Menumpuknya limbah serbuk kayu (grajen) dari industri mebel di Desa Senden, Kecamatan Ngawen, Kabupaten Klaten, mendorong tim pengabdian Universitas Muhammadiyah Surakarta (UMS) melakukan terobosan pengolahan limbah menjadi bata ramah lingkungan.
Program bertajuk Penerapan Teknologi Inovasi Pengolahan Limbah Grajen untuk Pembuatan Bata Dinding Ramah Lingkungan ini dipimpin oleh dosen Teknik Sipil UMS, Alfia Magfirona, S.T., M.T. Ia menegaskan bahwa limbah grajen memiliki potensi ekonomis apabila dikelola dengan teknologi tepat guna.
"Grajen yang selama ini dipandang sebagai limbah sebenarnya menyimpan potensi besar. Dengan teknologi tepat guna, limbah ini bisa diolah menjadi bahan bangunan ramah lingkungan sekaligus mengurangi pencemaran," ujarnya, Selasa (26/8).
Setiap hari, industri mebel di Desa Senden menghasilkan 3--4 meter kubik grajen yang sebagian besar dibuang atau dibakar, sehingga menimbulkan pencemaran udara. Untuk mengatasi persoalan tersebut, tim pengabdian terdiri dari dosen dan mahasiswa dari berbagai program studi, yaitu Teknik Sipil dan Manajemen UMS menyerahkan mesin cetak bata otomatis dan alat pengayak. Tim juga mendampingi proses produksi mulai dari perancangan, implementasi, hingga pengawasan mutu.

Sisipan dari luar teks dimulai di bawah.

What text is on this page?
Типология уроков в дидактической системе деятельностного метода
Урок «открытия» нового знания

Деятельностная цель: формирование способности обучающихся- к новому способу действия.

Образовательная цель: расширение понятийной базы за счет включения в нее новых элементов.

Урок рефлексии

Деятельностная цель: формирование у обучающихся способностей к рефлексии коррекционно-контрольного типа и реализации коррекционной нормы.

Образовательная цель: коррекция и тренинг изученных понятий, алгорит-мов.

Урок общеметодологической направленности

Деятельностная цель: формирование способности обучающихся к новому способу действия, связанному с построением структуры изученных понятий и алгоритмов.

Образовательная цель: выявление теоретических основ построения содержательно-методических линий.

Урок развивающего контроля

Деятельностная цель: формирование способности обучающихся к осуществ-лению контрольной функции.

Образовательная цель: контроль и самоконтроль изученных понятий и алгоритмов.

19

Muhammad Ujianto, S.T., M.T., anggota tim, menyampaikan bahwa pengawasan mutu menjadi aspek penting agar produk memenuhi standar nasional. "Kami mendampingi mitra dalam setiap tahap, dari formula pencampuran grajen dengan tanah liat hingga pengawasan mutu agar bata yang dihasilkan memenuhi standar SNI," jelasnya.
Mitra program adalah Kelompok Pengrajin Mebel Senden Jaya yang dipimpin Triyono dengan 17 anggota. Para pengrajin dilatih mengoperasikan mesin, merawat peralatan, dan memahami teknik produksi bata ramah lingkungan.

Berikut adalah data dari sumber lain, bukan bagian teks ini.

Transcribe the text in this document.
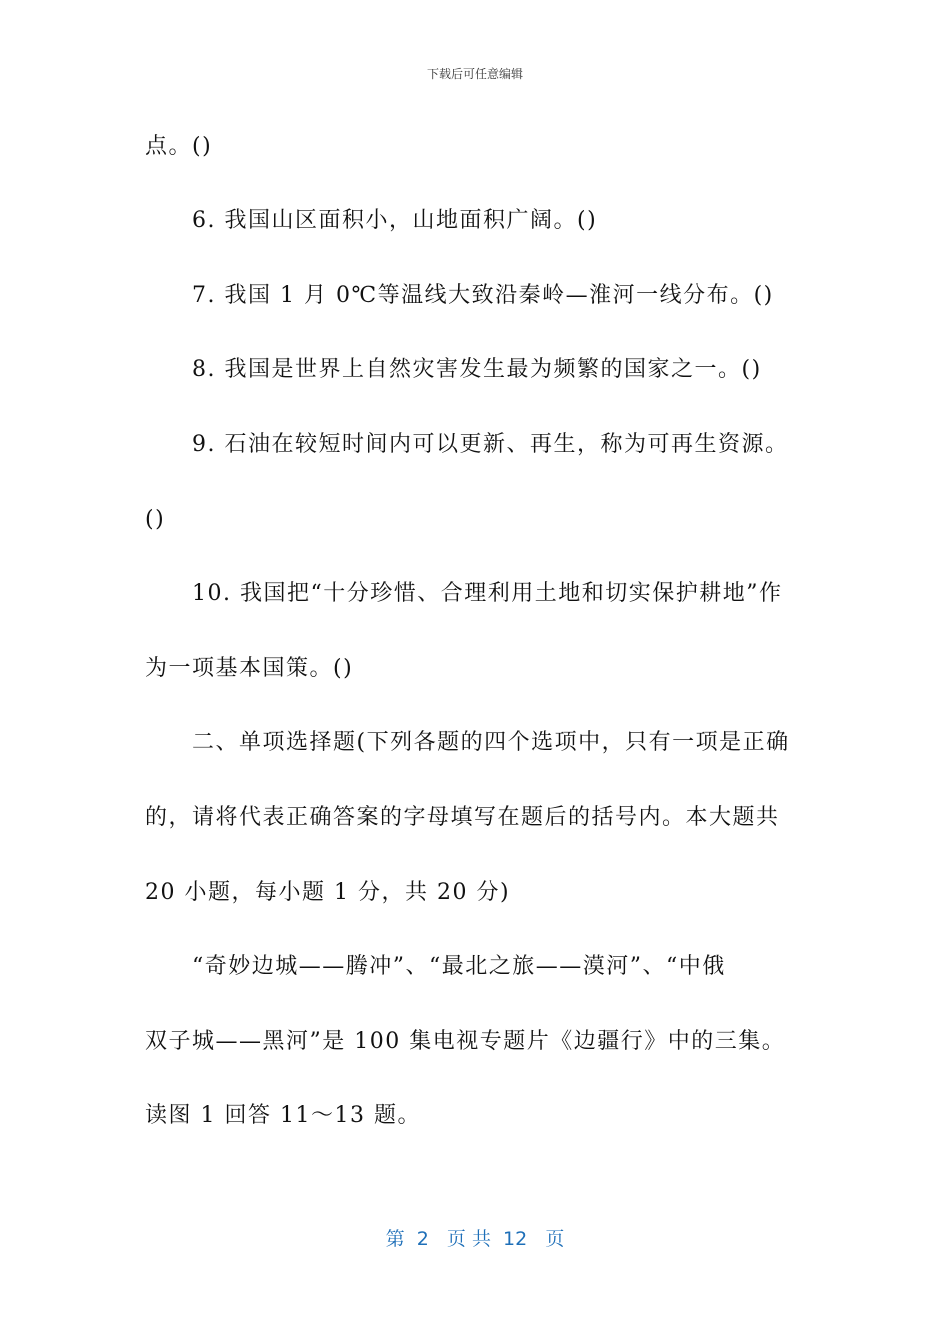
下载后可任意编辑
点。()
6. 我国山区面积小，山地面积广阔。()
7. 我国 1 月 0℃等温线大致沿秦岭—淮河一线分布。()
8. 我国是世界上自然灾害发生最为频繁的国家之一。()
9. 石油在较短时间内可以更新、再生，称为可再生资源。
()
10. 我国把“十分珍惜、合理利用土地和切实保护耕地”作
为一项基本国策。()
二、单项选择题(下列各题的四个选项中，只有一项是正确
的，请将代表正确答案的字母填写在题后的括号内。本大题共
20 小题，每小题 1 分，共 20 分)
“奇妙边城——腾冲”、“最北之旅——漠河”、“中俄
双子城——黑河”是 100 集电视专题片《边疆行》中的三集。
读图 1 回答 11～13 题。
第  2   页 共  12   页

Dari sisi pemasaran, Prof. Dr. Muzakar Isa, S.E., M.Si., mengarahkan strategi hybrid yang menggabungkan penjualan konvensional melalui toko bangunan lokal dengan pemasaran digital melalui platform seperti Tokopedia dan Instagram untuk memperluas jangkauan pasar.
Program ini juga melibatkan mahasiswa, salah satunya Nabil Belantara Kusuma dari Teknik Sipil UMS. Ia menilai keterlibatan mahasiswa memberi kesempatan untuk belajar langsung bagaimana teknologi sederhana mampu mengubah limbah menjadi produk bernilai.
"Kami mempraktikkan ilmu di lapangan dan belajar bagaimana teknologi sederhana bisa mengubah limbah menjadi bernilai," tuturnya.
Kegiatan ini mendapat dukungan anggaran sebesar Rp49.995.500 dari Kementerian Pendidikan Tinggi, Sains, dan Teknologi. Kapasitas produksi ditargetkan mencapai 200 bata per hari, sehingga diharapkan dapat mengurangi timbunan grajen sekaligus membuka peluang usaha baru bagi warga.
UMS berharap model pemberdayaan ini dapat direplikasi di daerah lain yang menghadapi persoalan serupa, sehingga mampu memperkuat ekonomi desa sekaligus mengurangi dampak lingkungan akibat limbah industri.